— Ну, а даже если и… — громко начала я.

— Если — что? — переспросил ты с подчеркнутой резкостью, которая всегда появляется в твоем голосе, когда ты не желаешь слышать банальности о доступности любви.

На этот раз в нем звучала такая грубая сила, что я подняла голову. И увидела тебя.

Я тебя увидела. Вернее, увидела то, что исходило от тебя, устремляясь ко мне. Горячую мощную волну. Я не различала твоих черт, не могла бы сказать, какого цвета у тебя волосы и какая у тебя фигура, худой ты или полный, высокий или низкий, брюнет или шатен, какие у тебя глаза — голубые или карие, какой рот — большой или маленький. Я увидела только чувство, которое возникло в тебе и направлялось ко мне. Длилось это всего мгновение. От твоего тела к моему прокатился флюид, и его теплый ток говорил: я знаю, кто вы, и знаю, что этот человек вам не нужен. Пожалуйста, не растрачивайте себя. Если вы меня не послушаетесь, мне придется присматривать за вами.

Ты стоял рядом со мной, серьезный и угрюмый. Почти враждебный. Негодуя на меня, совершившую преступление против себя, а может, против нас обоих. На твоем лице яснее ясного читалось, что отныне ты — за меня, что ты и доказал, заговорив с толстогубым и отправив его клеить других блондинок.

— Вы понятия не имеете, какие мысли бродят у мужчин в голове. Он мог решить, что вы — легкая добыча, что вам все равно, с кем… — сказал ты, опуская на меня взгляд.

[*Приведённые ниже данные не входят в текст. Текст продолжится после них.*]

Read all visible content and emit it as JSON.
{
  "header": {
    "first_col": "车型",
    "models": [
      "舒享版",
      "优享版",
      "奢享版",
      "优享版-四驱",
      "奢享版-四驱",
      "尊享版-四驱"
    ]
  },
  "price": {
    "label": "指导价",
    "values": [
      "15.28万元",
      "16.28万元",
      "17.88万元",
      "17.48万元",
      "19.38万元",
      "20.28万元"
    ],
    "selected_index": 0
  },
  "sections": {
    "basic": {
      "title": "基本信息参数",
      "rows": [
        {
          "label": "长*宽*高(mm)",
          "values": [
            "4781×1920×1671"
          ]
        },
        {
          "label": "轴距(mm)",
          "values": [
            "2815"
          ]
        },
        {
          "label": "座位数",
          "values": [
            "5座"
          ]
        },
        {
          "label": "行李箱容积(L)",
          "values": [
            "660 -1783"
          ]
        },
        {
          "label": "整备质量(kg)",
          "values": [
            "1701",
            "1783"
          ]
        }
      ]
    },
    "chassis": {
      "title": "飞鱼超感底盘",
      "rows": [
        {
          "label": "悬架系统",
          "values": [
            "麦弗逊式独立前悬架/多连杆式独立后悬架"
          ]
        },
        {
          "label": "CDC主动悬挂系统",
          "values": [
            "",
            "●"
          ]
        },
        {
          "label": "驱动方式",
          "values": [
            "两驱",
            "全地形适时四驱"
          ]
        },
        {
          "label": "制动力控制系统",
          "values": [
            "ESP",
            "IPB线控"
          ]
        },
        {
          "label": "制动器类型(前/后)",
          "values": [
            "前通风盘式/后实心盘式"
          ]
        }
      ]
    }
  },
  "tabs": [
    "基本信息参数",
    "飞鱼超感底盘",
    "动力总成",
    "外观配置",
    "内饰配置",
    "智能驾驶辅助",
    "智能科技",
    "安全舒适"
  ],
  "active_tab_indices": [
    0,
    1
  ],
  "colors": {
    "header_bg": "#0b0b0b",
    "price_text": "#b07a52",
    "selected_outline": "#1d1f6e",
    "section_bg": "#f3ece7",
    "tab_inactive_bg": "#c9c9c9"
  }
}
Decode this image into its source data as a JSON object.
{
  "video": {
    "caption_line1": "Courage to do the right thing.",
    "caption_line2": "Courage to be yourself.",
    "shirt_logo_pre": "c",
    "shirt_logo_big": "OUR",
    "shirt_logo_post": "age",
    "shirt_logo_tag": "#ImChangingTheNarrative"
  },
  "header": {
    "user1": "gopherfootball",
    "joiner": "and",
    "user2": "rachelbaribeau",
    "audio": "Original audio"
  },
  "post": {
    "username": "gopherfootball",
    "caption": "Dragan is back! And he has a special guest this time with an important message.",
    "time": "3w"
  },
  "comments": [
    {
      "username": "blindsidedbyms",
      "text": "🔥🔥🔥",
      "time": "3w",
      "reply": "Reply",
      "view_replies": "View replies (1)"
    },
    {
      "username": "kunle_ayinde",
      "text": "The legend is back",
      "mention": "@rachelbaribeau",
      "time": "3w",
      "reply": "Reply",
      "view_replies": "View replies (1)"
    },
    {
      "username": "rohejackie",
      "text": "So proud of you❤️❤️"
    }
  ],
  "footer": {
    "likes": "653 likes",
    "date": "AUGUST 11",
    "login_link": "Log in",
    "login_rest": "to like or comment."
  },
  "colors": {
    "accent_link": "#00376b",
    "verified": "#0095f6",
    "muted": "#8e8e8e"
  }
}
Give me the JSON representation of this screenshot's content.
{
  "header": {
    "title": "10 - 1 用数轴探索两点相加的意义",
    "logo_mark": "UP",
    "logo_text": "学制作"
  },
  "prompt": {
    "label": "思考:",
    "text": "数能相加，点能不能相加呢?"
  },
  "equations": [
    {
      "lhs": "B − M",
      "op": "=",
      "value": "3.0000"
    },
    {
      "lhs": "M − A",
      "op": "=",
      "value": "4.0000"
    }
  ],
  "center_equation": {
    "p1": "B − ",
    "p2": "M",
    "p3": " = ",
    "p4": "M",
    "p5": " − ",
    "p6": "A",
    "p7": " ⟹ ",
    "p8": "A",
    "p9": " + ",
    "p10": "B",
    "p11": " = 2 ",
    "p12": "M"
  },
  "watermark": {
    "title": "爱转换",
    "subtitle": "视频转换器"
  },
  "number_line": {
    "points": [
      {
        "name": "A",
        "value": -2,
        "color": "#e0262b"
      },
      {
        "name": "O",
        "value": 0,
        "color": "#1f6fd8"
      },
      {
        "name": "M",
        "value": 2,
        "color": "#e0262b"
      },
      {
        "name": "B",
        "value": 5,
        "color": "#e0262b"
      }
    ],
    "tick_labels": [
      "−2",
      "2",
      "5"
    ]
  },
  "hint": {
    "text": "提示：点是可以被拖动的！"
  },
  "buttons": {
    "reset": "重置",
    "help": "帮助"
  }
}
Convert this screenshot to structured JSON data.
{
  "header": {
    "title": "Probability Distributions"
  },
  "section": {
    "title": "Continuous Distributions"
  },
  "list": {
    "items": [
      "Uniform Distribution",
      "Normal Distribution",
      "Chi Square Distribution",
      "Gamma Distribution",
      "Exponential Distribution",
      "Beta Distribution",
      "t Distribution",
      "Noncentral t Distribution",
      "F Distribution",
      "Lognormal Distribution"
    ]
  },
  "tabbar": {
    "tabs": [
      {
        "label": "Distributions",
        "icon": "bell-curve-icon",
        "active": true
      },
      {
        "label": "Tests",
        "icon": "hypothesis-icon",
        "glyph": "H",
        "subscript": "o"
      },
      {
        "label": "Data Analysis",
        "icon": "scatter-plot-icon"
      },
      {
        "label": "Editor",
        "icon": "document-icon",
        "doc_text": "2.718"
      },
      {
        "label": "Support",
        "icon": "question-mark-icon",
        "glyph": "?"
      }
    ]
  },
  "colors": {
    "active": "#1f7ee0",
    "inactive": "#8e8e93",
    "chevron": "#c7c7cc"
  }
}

Мы впервые посмотрели друг на друга.

И этот взгляд — тяжелый, собственнический взгляд — наполнил меня таким счастьем, что я невольно качнулась к тебе. Ты увидел во мне нечто стоящее и не желал, чтобы я делилась им с первым встречным. Ты требовал его для себя. Ты заявлял на него свои права, хотя не сделал пока ко мне ни единого движения.

Мне захотелось схватить тебя и сдернуть с пьедестала, на котором ты высился передо мной. Ты опять стал таким далеким…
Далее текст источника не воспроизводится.